4. External Sorting Flashcards
What are the key considerations when sorting externally (on-disk)?
- Challenges with Slow I/O: External sorting deals with the slower I/O speeds of disk storage, making efficiency a key concern.
- Block Size Relevance: The size of blocks or pages being sorted is a critical factor, as it impacts how data is read from and written to the disk.
- Minimizing I/O: The primary goal is to reduce the number of I/O operations, which are the main bottleneck in external sorting.
- Type of Access: The method of access during sorting is significant. Random access is expensive due to higher I/O costs, whereas sequential I/O is much cheaper and more efficient for sorting large datasets.
What is a heap in a database, and how can it be search given no prior information about the order of the records?
- Heap Structure: In a database, a heap is a data structure where all blocks are stored. This structure consists of a file, which is organized into a series of pages or blocks. Records are stored within these pages or blocks.
- Searching Method: To search in a heap, since there is no prior information about the order of records, the entire file must be scanned sequentially.
Example Scenario:
Assume each block is 16KB, and each record is 160B, fitting 100 records per block.
- If a relation has 10 million tuples, it occupies 100,000 blocks.
- Searching for a specific record (e.g., authors named “Jane”) requires accessing each block, which takes 15 milliseconds per block.
- The total time for this exhaustive search is 100,000 blocks × 0.015 seconds/block = 1,500 seconds, or 25 minutes
Which beneifts does a sorted file give?
- Binary Search: Once the file is sorted, a binary search can be conducted, significantly reducing the number of I/O operations to logarithmic complexity.
- Ordered Presentation: Presenting results (e.g., order by name) becomes faster as no additional sorting is required.
- Efficient Aggregation: Computing aggregates (e.g., group by queries) is more efficient. In GROUP BY queries, sorting ensures that all records belonging to the same group are adjacent, which allows for single-pass aggregation, reducing the need for multiple scans or complex grouping algorithms.
- Duplicate Elimination: Duplicates can be easily identified and eliminated during a single scan, as identical items will be adjacent.
- Optimized Relation Algebra Operations: Operations like joins and projections are faster with a sorted file. Sorted files facilitate efficient join algorithms like merge join. In a merge join, two sorted files can be joined with a single pass through each file, comparing only the records with matching keys. For projections that involve removing duplicates, the sorted nature of the file means that duplicate values are consecutive, allowing for efficient duplicate removal.

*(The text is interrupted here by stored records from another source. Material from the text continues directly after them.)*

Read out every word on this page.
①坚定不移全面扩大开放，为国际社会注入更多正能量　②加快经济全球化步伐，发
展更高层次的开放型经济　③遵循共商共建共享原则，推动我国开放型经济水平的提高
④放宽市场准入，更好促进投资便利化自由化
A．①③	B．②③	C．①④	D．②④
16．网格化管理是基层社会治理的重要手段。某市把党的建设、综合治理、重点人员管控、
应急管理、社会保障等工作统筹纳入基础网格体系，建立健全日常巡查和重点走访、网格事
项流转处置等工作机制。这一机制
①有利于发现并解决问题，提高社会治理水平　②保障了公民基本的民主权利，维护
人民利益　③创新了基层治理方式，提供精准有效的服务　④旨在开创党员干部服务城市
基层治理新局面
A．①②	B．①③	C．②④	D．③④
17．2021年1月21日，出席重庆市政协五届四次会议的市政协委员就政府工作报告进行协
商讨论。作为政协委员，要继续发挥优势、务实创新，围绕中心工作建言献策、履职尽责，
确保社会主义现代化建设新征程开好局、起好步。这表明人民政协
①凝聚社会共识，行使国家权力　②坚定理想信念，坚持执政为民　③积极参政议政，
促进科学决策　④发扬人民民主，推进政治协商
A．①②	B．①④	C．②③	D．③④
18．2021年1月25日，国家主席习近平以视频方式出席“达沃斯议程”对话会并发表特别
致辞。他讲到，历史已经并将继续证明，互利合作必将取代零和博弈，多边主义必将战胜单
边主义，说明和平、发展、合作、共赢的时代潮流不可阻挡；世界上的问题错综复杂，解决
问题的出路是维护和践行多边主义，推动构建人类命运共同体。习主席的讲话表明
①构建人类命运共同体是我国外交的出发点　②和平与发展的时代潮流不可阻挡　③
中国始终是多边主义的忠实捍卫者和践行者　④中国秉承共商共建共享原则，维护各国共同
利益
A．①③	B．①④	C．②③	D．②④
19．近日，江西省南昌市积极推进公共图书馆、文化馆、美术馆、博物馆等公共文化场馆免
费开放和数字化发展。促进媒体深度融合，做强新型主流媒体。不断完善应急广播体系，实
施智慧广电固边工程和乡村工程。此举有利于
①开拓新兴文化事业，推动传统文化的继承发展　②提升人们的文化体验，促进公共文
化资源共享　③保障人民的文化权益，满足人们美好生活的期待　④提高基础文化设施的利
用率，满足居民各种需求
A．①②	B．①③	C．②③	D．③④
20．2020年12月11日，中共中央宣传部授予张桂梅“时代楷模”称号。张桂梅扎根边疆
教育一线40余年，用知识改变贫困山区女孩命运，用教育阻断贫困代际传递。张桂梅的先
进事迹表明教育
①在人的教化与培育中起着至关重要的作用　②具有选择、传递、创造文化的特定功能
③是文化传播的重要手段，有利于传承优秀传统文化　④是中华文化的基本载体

Explain 2-way External merge sort by providing the initial set-up and the steps taken by this process.
Initial Setup:
- Available Buffers: 3 buffer frames in main memory.
- File Size: Contains 2^k pages.
Process Steps:
- Step 0 (Initial Sort Pass):
- Operation: Sort each page in memory and write it back out.
- Result: Creates 2^k sorted runs, each 1 page long.
-
Subsequent Passes (Merging Runs):
- Operation: Merge two runs in each pass, sort, and write back as a single run.
-
Result by Pass:
- Second pass: 2^(k−1) runs of 2 pages.
- Third pass: 2^(k−2) runs of 4 pages.
- Continue until the k-th pass.
-
Final Pass:
- Operation: Complete k passes.
- Final Result: One sorted run of 2^k pages, fully sorting the file.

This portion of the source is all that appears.